“Patentes” praianas!
Tradicionalmente no verão gaudério publicamos crônicas infladas de bom humor, trazendo a versão de nossos correspondentes do litoral marítimo do Estado de atraso gaúcho. Sim, os catarinas têm as praias e nós temos litoral. Miltinho Pedalada, laureado atleta da várzea e das areias do Quintão dá sua esticada à Capão sem Canoa e encanta-se com as patentes de fibra plantadas nas praças e à beira mar. O pessoal tradicionalmente ainda se alivia nas dunas ou na água gelada e marrom Nescau. “Eram 14 horas, a turma tinha passado a manhã batendo uma bolinha e derrubando umas cevas geladas, comendo uma costela de tonel e um abacaxi grelhado.

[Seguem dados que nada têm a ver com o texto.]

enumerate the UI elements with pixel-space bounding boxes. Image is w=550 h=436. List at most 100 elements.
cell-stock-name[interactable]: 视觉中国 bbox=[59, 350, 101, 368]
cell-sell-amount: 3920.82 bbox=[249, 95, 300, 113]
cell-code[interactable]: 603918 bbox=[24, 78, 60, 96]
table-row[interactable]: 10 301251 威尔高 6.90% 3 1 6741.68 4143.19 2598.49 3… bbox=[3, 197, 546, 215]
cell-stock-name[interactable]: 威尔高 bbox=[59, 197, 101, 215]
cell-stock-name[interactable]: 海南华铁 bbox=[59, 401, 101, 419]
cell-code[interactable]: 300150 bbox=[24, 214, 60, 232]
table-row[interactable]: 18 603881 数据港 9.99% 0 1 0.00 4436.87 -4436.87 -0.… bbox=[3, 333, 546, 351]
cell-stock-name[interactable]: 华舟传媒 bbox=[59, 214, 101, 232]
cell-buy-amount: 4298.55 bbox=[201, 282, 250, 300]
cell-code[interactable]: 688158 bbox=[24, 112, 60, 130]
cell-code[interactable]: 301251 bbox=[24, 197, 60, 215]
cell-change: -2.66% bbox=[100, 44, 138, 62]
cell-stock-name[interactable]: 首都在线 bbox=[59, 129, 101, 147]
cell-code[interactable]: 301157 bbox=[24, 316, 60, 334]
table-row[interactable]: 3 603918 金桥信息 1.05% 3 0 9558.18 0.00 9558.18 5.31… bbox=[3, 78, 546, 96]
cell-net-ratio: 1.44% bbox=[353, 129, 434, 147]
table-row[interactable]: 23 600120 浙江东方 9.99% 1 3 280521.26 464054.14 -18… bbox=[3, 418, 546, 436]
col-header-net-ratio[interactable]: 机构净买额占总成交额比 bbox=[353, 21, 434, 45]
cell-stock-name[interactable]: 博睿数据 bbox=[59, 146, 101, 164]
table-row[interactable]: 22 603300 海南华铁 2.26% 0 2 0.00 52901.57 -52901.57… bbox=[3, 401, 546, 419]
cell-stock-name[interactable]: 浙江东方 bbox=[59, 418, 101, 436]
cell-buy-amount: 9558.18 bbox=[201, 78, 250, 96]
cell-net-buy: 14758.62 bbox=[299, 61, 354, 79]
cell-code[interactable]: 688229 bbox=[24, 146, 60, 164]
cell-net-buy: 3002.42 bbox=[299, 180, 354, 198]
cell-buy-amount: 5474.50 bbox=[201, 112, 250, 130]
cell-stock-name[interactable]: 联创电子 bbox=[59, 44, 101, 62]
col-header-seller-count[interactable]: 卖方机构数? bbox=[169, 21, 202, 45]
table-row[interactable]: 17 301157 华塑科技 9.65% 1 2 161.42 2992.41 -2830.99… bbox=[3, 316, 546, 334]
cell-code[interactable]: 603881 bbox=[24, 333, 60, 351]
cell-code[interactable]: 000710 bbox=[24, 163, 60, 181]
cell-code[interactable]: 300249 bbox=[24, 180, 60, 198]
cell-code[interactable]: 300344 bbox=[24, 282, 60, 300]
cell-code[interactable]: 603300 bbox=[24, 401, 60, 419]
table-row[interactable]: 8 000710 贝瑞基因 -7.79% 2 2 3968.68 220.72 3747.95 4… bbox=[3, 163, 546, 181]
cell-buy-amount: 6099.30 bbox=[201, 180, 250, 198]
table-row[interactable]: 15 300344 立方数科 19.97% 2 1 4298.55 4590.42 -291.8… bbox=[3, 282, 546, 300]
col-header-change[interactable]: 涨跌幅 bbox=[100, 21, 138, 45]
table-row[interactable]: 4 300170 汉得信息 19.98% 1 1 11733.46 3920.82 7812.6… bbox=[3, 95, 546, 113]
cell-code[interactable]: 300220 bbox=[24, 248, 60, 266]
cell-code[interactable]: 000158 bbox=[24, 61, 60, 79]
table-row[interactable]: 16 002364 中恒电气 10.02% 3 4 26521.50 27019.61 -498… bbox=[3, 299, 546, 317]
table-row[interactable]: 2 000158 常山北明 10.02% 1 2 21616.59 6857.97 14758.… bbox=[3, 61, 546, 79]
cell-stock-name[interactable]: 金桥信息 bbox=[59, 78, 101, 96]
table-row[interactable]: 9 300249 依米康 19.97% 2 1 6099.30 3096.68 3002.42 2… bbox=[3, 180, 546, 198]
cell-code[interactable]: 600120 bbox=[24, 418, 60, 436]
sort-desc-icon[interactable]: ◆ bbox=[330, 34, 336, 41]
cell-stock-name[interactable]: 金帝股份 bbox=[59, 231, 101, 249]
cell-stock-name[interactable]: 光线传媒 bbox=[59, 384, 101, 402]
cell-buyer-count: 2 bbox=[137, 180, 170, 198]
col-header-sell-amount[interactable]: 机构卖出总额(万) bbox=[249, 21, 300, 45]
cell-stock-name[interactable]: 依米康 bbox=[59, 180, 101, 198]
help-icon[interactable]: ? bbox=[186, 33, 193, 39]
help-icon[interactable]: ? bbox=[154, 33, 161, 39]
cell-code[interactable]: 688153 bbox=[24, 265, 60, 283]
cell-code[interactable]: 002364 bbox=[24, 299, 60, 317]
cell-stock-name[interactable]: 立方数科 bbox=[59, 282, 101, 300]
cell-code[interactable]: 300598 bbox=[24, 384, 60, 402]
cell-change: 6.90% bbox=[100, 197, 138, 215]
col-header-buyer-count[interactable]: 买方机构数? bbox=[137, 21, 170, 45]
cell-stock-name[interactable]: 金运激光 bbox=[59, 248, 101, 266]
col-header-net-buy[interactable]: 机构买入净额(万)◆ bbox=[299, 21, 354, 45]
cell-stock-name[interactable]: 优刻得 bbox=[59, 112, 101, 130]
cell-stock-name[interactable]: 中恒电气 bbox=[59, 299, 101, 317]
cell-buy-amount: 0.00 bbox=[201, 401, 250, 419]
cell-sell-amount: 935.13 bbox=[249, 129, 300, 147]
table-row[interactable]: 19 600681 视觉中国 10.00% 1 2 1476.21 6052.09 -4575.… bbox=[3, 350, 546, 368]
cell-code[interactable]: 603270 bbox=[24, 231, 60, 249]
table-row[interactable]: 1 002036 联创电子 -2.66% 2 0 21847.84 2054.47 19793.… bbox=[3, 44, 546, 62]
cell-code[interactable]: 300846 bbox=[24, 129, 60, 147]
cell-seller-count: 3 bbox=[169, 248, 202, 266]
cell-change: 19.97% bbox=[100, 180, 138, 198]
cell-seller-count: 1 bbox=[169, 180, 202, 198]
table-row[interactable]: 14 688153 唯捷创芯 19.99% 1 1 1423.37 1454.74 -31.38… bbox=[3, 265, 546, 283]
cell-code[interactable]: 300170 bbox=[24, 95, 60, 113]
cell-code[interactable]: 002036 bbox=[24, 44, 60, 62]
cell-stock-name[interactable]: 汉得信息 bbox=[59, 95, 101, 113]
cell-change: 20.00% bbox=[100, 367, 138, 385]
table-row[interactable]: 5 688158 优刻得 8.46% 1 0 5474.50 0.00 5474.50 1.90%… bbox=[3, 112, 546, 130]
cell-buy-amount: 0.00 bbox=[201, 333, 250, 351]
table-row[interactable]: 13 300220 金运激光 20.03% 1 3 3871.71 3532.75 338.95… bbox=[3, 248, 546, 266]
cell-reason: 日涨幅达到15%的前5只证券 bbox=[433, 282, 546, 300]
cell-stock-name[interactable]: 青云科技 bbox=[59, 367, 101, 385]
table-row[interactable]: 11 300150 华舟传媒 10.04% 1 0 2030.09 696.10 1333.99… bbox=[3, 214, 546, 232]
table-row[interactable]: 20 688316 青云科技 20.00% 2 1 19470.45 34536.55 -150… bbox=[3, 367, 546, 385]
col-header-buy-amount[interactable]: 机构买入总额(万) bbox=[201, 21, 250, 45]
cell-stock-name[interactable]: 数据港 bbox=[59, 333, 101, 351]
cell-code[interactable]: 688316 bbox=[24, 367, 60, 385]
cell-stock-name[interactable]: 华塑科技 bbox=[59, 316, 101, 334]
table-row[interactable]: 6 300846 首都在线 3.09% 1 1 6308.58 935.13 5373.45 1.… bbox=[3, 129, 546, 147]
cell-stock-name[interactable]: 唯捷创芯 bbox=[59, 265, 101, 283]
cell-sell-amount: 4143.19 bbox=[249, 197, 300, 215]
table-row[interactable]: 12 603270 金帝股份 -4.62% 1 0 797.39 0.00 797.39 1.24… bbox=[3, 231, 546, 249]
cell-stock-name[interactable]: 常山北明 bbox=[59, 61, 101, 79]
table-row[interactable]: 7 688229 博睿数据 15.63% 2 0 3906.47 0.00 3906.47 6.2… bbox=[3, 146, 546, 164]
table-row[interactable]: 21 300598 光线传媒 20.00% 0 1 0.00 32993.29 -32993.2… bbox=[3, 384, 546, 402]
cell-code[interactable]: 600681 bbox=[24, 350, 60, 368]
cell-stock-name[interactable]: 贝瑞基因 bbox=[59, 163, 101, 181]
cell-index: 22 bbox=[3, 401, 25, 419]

O Paulo Cachaça fulminou uma ambrosia de sogra apesar do temor e do berreiro contrário dos amigos e até dos quase inimigos. Foi a ambrosia bater no bucho e se encontrou com a cachaça com paleta de carneiro e deu-se o crime. O carneiro berrou uma, duas e na terceira o Paulo já arriou as bermudas e veio a turma do “deixa disso meu”, “tem crianças perto”, “a gostosa tá te olhando cara”. Fizeram uma rodinha com a bandeira do time Te Arremanga e Vem e o Paulo Cachaça descarregou na lixeira. O cheiro abriu um clarão e a turma do guarda-sol baixou proutras bandas. Até os cachorros que aguardavam os ossos se abriram e pegaram distância.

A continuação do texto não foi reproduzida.